A PCA plot for the FST distances generated by ADMIXTURE for the 10 clusters can be seen below,

The extreme positioning of the 'Hadza' cluster is indeed striking, followed by the 'KhoiSan' and 'Pygmy' clusters. The 'West African', 'West-Central African' and 'Eastern Bantu' clusters are quite close to each other as can be expected. The divergence of the North African cluster from East Africa can be explained by the significant extra African Admixture North Africans have as evidenced by the amount of their direct maternal ancestries coming from Europe and the Near East, while a majority of their paternal Ancestry comes from East Africa (Namely, E1b1b).

Below are the Median proportions for the 10 clusters generated by ADMIXTURE for the 45 uniquely entered African populations categorised according to their 5 respective regions.

The unclear abbreviations above for the samples of EtA, EtO and EtT are respectively Ethiopian Amharas, Ethiopian Oromos and Ethiopian Tigrayans, these samples (as well as the Ethiopian Jews, AKA Beta Israel) come from Behar (2010), in addition, the EtO samples purportedly come from the southern most tip of Ethiopia close to the Kenyan border.
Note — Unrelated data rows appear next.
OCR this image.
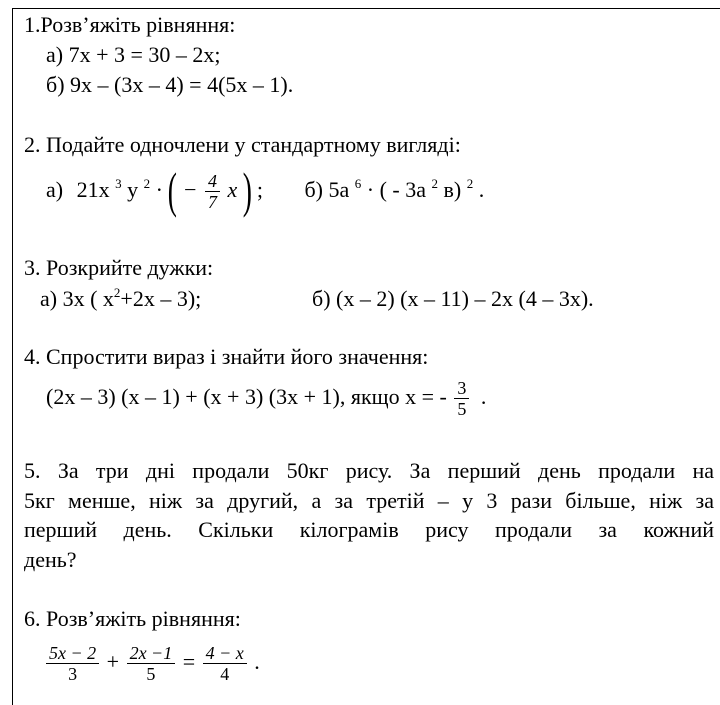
1.Розв’яжіть рівняння:
а) 7х + 3 = 30 – 2х;
б) 9х – (3х – 4) = 4(5х – 1).
2. Подайте одночлени у стандартному вигляді:
а) 21х $^3$ у $^2$ · ( − $\frac{4}{7}$ x ) ; б) 5а $^6$ · ( - 3а $^2$ в) $^2$ .
3. Розкрийте дужки:
а) 3х ( $х^2+2х - 3$);	б) (х – 2) (х – 11) – 2х (4 – 3х).
4. Спростити вираз і знайти його значення:
(2х – 3) (х – 1) + (х + 3) (3х + 1), якщо х = - $\frac{3}{5}$ .
5. За три дні продали 50кг рису. За перший день продали на
5кг менше, ніж за другий, а за третій – у 3 рази більше, ніж за
перший день. Скільки кілограмів рису продали за кожний
день?
6. Розв’яжіть рівняння:
$\frac{5x - 2}{3} + \frac{2x -1}{5} = \frac{4 - x}{4}$ .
The dominance of the North African cluster in Ethiopians is not much of a surprise, as it is well known that Ethiopia is a genetic conduit between East and North Africa.

Here, both the mbuti and biaka pygmies form completely independent clusters, which is not unexpected as they are some of the most divergent populations even on a global basis. Also to note, is the slight 'North African' Affinity of the Hema and the 'West African' affinity of the Bulala and Mada.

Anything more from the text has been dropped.